Church cautions that editing many instances of a single, repetitive gene sequence isn’t the same as targeting many unique genes at once—which will be necessary if CRISPR is to become a treatment for complex genetic diseases, for example. He suspects the experiment worked because it took advantage of an apparently rare phenomenon called gene conversion in which DNA sites already inactivated by CRISPR helped stop other recently cut sites from being correctly repaired by the cell, leading to a snowball effect that resulted in all the PERV copies ending up deactivated for good. “We’re not convinced that what we did is generalizable,” he says. “It doesn’t mean that we can now change 62 different genes easily.”

But the result has immediate relevance for developing transplantable pig organs. At a National Academy of Sciences meeting on genome editing last week, Church, who co-founded a company called eGenesis for that purpose, reportedly said that his group has successfully created pig embryos with inactivated PERV sequences—the next step toward raising cloned pigs with retrovirus-free organs. That feat isn’t reported in the Science paper. Church says his group has successfully inactivated PERVs in cells from living pigs, and transferred the nuclei of those cells into pig embryos, but wouldn’t confirm that the PERVs were inactivated in the embryos. “We are not ready to discuss the embryo experiment beyond saying that we have done them,” he says.

If PERV risks can be taken off the table, cross-species transplantation researchers will have “one less issue to deal with,” says Daniel Salomon, a transplant immunologist and physician at Scripps Research Institute in San Diego, California. But to make transplant-ready pigs, researchers also have to identify the many other molecules in pig cells that cause the human immune system to reject them, and knock the gene for each out in a way that doesn’t kill the pig. Church says his team has such a list, and is working on disabling each of them with CRISPR and other methods. They hope to have immune-friendly, PERV-free embryos ready to implant in surrogate mother pigs in 2016.

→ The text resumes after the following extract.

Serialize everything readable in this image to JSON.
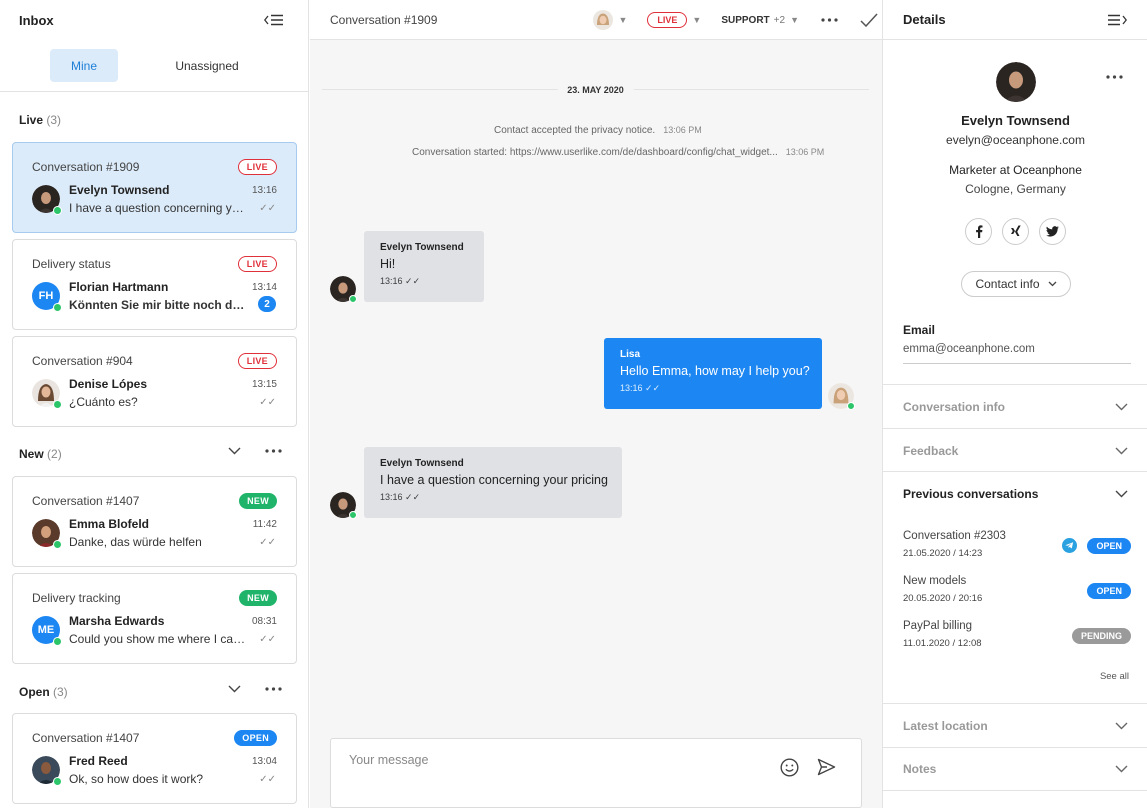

Church’s success isn’t necessarily good news, says one veteran xenotransplantation researcher. David Cooper, a transplant immunologist whose group at the University of Pittsburgh Medical Center in Pennsylvania is also exploring pig organ transplants, notes that regulatory agencies such as the U.S. Food and Drug Administration (FDA) have already indicated that the presence of PERVs wouldn’t necessarily hold up a clinical trial. In fact, he worries that the newfound ability to remove PERV elements could slow progress in the field as regulators “may now request we do this (without any evidence that it is necessary).”

Salomon, who headed an FDA advisory panel on the risks of cross-species transplants, disagrees. “I’m not freaked out about PERV anymore,” he says, but “if you can reduce by 1000-fold the potential of PERV transmission, you should do it.” He also sees an oncoming resurgence in the field as researchers consider ways to edit away all the other features that cause organ rejection. “This first paper on the PERVs shows that that’s not so crazy.”